Das Gewerbesteueraufkommen eines Jahres setzt sich aus Vorauszahlungen für das laufende Jahr und Abrechnungsergebnissen für Vorjahre zusammen. Die Vorauszahlungen der steuerzahlenden Unternehmen werden in der Regel nach dem Ergebnis der letzten Veranlagung festgesetzt. Die Veranlagungen erfolgen entsprechend der von den Unternehmen beim Betriebsfinanzamt eingereichten Steuererklärungen. In den Gewerbesteuererklärungen ist der steuerliche Ertrag auszuweisen, der dann Basis für die Festsetzung des Gewerbsteuermessbetrages ist.
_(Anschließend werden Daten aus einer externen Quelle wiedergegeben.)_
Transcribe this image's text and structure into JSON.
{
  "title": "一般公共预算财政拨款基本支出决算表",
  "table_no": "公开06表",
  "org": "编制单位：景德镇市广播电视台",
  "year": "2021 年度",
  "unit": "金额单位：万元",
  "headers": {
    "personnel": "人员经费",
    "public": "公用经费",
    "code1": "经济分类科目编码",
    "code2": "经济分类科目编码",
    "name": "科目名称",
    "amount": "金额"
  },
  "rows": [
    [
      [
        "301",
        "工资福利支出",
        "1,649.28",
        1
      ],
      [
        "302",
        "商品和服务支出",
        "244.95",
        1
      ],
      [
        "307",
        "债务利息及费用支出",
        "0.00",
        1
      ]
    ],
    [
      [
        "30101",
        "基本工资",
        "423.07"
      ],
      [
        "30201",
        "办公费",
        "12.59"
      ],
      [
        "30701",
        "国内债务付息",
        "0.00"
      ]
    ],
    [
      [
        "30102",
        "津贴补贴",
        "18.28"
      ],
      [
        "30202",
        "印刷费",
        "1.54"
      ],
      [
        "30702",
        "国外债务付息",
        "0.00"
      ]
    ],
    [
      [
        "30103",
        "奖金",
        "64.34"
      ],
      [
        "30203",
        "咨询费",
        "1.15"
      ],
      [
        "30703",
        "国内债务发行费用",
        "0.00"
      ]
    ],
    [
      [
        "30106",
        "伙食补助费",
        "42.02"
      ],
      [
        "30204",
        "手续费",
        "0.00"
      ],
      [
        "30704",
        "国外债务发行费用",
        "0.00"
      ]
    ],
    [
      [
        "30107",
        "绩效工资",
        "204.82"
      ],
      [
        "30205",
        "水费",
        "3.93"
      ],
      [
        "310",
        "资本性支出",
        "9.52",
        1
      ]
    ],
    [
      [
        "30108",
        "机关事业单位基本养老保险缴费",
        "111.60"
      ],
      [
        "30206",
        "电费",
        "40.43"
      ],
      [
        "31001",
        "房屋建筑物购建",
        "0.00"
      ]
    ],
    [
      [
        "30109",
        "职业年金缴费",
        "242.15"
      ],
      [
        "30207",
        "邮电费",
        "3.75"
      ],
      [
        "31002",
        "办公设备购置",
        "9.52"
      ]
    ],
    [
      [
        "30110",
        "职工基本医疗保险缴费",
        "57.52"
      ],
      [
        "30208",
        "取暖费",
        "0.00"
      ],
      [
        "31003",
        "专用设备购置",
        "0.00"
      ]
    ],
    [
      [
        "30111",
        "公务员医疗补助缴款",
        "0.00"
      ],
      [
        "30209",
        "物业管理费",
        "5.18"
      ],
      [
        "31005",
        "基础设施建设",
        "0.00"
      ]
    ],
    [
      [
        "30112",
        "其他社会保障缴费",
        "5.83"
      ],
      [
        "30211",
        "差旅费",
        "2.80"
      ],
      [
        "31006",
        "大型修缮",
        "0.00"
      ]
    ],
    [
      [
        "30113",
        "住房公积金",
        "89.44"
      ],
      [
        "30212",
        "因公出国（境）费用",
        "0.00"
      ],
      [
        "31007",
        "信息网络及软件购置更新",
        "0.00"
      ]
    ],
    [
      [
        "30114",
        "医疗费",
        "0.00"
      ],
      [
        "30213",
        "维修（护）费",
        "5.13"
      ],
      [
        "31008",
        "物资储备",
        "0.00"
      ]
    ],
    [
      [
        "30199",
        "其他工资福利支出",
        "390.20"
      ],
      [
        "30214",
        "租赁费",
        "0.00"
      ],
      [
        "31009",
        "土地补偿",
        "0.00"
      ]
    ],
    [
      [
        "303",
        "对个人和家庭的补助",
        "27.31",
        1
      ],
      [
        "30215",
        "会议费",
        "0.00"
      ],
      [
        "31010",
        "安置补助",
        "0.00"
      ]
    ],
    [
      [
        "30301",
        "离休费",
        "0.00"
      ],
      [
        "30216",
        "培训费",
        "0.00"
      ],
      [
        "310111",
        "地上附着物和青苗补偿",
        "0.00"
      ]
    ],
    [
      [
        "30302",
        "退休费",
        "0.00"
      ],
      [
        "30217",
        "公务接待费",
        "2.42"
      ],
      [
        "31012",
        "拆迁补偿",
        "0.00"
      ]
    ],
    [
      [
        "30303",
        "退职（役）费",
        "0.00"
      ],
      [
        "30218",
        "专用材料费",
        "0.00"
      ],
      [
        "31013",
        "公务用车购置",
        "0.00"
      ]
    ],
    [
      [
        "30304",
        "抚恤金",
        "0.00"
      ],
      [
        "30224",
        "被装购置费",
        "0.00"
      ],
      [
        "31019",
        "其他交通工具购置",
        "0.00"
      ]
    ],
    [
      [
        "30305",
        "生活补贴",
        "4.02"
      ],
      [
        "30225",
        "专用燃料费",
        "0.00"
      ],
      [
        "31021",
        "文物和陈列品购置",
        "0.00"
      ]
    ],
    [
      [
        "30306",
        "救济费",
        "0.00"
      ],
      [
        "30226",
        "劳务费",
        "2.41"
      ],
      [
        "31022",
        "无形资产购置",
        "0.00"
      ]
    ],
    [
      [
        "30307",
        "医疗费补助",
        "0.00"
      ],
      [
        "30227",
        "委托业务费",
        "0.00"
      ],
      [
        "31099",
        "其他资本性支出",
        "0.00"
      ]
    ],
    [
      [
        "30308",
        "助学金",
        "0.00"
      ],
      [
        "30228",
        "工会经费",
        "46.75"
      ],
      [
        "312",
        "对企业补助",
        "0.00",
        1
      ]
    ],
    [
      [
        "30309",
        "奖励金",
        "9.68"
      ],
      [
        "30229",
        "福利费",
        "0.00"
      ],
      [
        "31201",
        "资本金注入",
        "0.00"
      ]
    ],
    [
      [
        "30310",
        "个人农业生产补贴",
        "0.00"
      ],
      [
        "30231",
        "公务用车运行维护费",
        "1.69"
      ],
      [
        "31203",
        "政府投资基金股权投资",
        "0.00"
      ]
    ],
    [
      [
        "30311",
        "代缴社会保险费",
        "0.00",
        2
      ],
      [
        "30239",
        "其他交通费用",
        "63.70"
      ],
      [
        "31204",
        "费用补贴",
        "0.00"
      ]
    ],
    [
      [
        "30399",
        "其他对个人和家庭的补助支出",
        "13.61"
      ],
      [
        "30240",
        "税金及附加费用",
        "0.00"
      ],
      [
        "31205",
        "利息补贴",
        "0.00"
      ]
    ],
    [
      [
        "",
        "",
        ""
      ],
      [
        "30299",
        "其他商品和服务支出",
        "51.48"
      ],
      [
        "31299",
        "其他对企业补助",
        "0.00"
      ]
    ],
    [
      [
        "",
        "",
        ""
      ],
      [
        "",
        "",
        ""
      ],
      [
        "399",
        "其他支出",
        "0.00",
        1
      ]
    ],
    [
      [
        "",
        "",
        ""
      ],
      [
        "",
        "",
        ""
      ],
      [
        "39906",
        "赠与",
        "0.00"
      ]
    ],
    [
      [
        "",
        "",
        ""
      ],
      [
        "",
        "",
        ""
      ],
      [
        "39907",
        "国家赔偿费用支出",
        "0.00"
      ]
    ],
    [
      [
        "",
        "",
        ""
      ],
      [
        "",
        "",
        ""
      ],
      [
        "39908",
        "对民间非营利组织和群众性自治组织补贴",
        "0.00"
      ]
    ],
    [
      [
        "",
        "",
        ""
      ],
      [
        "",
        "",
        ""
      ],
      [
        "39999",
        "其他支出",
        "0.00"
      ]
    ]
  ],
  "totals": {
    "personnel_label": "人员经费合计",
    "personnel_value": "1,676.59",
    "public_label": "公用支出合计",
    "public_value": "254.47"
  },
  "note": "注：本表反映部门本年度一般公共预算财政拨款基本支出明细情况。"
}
Wird keine Erklärung eingereicht, schätzt das Finanzamt ab bestimmten Stichtagen den Ertrag und den Messbetrag. 

Der Gewerbesteuermessbescheid ist Grundlagenbescheid zur Festsetzung der Gewerbesteuer. Er ist bindend für den Gewerbesteuerbescheid. Das direkte Vorjahr und das Vorvorjahr sind die jeweiligen Hauptveranlagungszeiträume. Regelmäßig werden aber auch Berichtigungsveranlagungen für ältere Vorjahre aufgrund von Betriebsprüfungen oder Rechtsmittelverfahren vorgenommen. „Da kann es nach Auswertung einer Groß-Betriebsprüfung auch einmal zu Berichtigungen für zehn Jahre zurückliegende Erhebungszeiträume kommen“, so die Verwaltung. „Die Gewerbesteuer entsteht zwar mit Ablauf des Erhebungszeitraumes, fällig und damit haushaltswirksam werden die Steuern aber erst mit der Veranlagung bzw. Berichtigung. Verzögerungen im Veranlagungsgeschäft entstehen nicht. Bis zum Sommer 2014 überwogen erstmalig die aus diesen Veranlagungen resultierenden Erstattungen die Nachforderungen für Vorjahre. Seit August 2014 steigen die Nachforderungen für Vorjahre an. Die Vorauszahlungen sind mit 53,8 Millionen € unverändert stabil. Die Veranlagungen für Vorjahre liegen bei 0,8 Millionen €.

Die Ausnahmeentwicklung der ausbleibenden Zahlungen für Vorjahre ist kein Sonderfall, bezogen auf Remscheid, sondern wurde im April dieses Jahres bereits in einem Schreiben des Deutschen Städtetag an die Mitglieder des Arbeitskreises „Steuerschätzungen“ festgestellt: „Höchst bemerkenswert ist, dass aber bei einer Beibehaltung der Struktur ein massiver Einbruch in der Höhe der Zahlungen zu konstatieren ist: Die besonders wichtigen Zahlungen für das direkte Vorjahr und das Vorvorjahr sind um ca. 40 Prozent eingebrochen.“ Für die Folgejahre geht der Städtetag in seiner Einschätzung wieder von einer gleichmäßigen Entwicklung aus.

Die Stadt Remscheid in ihrer Mitteilung abschließend: „Die geplanten Gewerbesteuereinnahmen werden in diesem Jahr - wie in der Informationsveranstaltung am 29. September und gegenüber den lokalen Medien geäußert - nicht erreicht werden. Wie hoch die Differenz zum Ansatz  letztendlich ausfallen wird, muss die  Entwicklung der Abrechnungen der noch folgenden zwei Monate zeigen.“  (siehe auch Waterbölles vom 30. September: „Risiken nicht ausschließbar, derzeit jedoch nicht zu beziffern“.